Enquanto se deterioram as relações sino-americanas, como consequência política da pandemia, a Rússia busca se aproximar de Washington, de olho no redesenho dos laços entre as potências. Vladimir Putin, ao sinalizar o reposicionamento geopolítico, resgata a chamada “diplomacia triangular”.
O conceito surgiu nos idos da Guerra Fria, quando Henry Kissinger, formulador da política externa norte-americana nas eras Richard Nixon e Gerald Ford, implementou a estratégia de aproveitar a rivalidade crescente entre os gigantes comunistas —URSS de Leonid Brejnev e China de Mao Tsé-tung.
Com o triunfo da revolução maoísta em 1949, o Kremlin investiu pesadamente, com ajuda política e econômica, na construção de um regime aliado no gigante asiático. A máquina de propaganda comunista agitava o slogan da parceria histórica entre o “irmão mais velho e o irmão mais novo”, referindo-se respectivamente a Moscou e a Pequim.

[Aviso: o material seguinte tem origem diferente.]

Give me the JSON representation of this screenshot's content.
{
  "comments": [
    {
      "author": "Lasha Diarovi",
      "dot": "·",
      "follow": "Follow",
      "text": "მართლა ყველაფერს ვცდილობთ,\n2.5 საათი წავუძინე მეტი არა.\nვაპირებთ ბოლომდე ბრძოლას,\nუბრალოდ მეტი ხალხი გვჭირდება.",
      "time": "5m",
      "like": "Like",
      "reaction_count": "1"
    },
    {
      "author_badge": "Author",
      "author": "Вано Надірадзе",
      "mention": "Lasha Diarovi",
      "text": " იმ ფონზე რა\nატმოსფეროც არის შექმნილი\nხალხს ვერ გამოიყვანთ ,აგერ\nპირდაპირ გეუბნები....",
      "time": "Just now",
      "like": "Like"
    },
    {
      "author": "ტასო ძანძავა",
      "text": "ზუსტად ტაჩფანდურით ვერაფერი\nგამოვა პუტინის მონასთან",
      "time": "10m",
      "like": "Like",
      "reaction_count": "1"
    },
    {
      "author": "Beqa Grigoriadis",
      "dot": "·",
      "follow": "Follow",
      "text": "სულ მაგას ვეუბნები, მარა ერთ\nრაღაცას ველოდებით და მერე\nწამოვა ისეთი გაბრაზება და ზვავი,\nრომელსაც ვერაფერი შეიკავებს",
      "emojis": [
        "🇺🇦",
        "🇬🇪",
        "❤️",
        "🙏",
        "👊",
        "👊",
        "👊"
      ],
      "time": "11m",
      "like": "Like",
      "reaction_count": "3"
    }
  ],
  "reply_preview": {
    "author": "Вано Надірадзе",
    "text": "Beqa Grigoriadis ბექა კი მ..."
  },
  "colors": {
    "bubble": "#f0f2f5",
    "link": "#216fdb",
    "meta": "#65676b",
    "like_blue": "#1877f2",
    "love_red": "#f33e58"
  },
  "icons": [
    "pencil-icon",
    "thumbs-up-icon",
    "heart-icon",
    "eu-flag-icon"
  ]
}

No entanto, os reinos vermelhos passaram de camaradas entusiasmados a amargos rivais, a partir de meados dos anos 1950, após a morte do ditador Josef Stálin (1878-1953). Entre motivos da contenda, o desejo de Mao de substituir os donos do Kremlin como “líder da família comunista internacional”.
A URSS e a China alimentaram rivalidade que chegou à beira de uma guerra nuclear, em 1969, quando suas tropas se enfrentaram em região fronteiriça.
Os EUA, sob a batuta de Kissinger, detectaram então a chance de se aproximar da China maoísta, apesar das diferenças ideológicas, a fim de isolar o rival número um da Guerra Fria, a União Soviética. O inimigo do meu inimigo é meu amigo, sugeriu a lógica da Casa Branca.
Republicanos com robustas credenciais anticomunistas, o presidente Richard Nixon e seu guru diplomático Kissinger deixaram de lado dogmas ideológicos e se aproximaram de Mao Tsé-tung, apoiados no conceito de “realpolitik”, quando o pragmatismo dissolve cartilhas políticas.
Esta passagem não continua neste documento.